Study Title:

Sex Differences in Response to a High Fat, High Sucrose Diet in Both the Gut Microbiome and Hypothalamic Astrocytes and Microglia

Study Abstract

Objectives: Obesity is a major epidemic in our population and has emerged as a primary health concern. Consumption of a high fat, high sugar (HFHS) diet can specifically lead to gut dysbiosis, increased inflammation, and neuroinflammation. Interestingly, sex differences in the response to a HFHS diet are emerging. In this study, we investigated the effects of a HFHS diet compared to a low fat, low sugar (LFLS) diet in 8 week old male and female C57Bl/6 mice.Methods: The diet was administered for 14 weeks; body weights and food consumption were evaluated weekly.Results: Male and female mice fed the HFHS diet gained significantly more weight than LFLS-fed mice.

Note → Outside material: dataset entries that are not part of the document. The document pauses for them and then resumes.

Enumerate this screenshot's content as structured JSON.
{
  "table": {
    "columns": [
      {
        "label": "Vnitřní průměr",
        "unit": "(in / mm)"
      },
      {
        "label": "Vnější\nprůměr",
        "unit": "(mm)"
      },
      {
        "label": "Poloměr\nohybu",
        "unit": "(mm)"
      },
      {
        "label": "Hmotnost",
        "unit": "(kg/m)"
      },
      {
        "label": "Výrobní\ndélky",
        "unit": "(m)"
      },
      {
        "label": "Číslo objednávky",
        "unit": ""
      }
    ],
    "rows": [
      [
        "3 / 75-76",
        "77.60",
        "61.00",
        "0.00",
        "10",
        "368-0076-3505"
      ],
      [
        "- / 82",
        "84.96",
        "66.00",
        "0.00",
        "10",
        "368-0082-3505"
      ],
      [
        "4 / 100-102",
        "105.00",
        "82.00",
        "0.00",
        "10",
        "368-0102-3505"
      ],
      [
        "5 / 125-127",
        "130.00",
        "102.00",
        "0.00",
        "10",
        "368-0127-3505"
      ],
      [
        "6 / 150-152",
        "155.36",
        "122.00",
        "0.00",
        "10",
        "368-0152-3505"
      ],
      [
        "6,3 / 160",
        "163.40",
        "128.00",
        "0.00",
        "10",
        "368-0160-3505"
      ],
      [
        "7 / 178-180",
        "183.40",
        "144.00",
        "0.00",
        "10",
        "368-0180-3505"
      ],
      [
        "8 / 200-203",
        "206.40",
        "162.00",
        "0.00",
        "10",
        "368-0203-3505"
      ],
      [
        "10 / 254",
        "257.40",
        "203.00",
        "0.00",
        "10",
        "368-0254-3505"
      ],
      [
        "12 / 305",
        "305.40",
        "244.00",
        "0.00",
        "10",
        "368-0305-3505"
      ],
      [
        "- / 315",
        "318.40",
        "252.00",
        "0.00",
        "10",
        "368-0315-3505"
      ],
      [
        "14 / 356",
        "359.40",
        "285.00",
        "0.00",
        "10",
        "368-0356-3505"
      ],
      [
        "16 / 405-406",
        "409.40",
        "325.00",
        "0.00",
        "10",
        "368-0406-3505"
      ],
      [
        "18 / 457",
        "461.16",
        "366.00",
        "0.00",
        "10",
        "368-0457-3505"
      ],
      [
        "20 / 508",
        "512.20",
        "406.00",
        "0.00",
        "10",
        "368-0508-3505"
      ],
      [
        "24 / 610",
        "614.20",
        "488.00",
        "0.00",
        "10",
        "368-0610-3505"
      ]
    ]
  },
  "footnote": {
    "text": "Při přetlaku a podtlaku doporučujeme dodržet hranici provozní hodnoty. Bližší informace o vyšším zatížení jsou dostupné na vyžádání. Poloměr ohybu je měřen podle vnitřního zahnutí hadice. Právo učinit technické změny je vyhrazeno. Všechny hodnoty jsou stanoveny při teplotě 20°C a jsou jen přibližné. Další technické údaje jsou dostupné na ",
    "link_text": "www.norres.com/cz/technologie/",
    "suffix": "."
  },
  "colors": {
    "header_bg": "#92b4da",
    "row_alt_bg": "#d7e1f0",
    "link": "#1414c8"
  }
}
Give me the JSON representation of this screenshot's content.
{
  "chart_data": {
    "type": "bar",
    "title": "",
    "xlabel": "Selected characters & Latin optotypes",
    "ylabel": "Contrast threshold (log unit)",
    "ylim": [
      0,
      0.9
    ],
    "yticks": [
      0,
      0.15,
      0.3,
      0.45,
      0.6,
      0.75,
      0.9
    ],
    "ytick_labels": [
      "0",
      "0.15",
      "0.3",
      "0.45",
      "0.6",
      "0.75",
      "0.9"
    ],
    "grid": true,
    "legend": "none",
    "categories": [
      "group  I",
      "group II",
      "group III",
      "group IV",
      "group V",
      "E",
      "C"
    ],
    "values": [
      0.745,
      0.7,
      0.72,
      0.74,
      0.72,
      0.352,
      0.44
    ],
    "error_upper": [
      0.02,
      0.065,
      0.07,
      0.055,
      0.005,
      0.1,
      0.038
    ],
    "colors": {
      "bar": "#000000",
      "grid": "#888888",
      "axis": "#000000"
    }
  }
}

However, in agreement with previous studies, males gained significantly more weight on the HFHS diet compared to females fed the same diet. Importantly, we determined significant sex and diet-induced differences to gut microbiome composition using next generation Illumina sequencing. We also observed significantly less astrocyte densitometry and no significant change to microglial morphology in the hypothalamus of Female HFHS compared to Female LFLS. On the other hand, Male HFHS revealed no change to hypothalamic astrogliosis, but increased microgliosis compared to Male LFLS.Discussion: In this study, we determined sex and diet-induced differences in both the gut and the brain, however, future studies will need to be performed in order to test the direct role of the gut microbiome to weight gain and neuroinflammation in male and female mice.

Study Information

Nutr Neurosci . 2020 Apr 16;1-15. doi: 10.1080/1028415X.2020.1752996. Online ahead of print.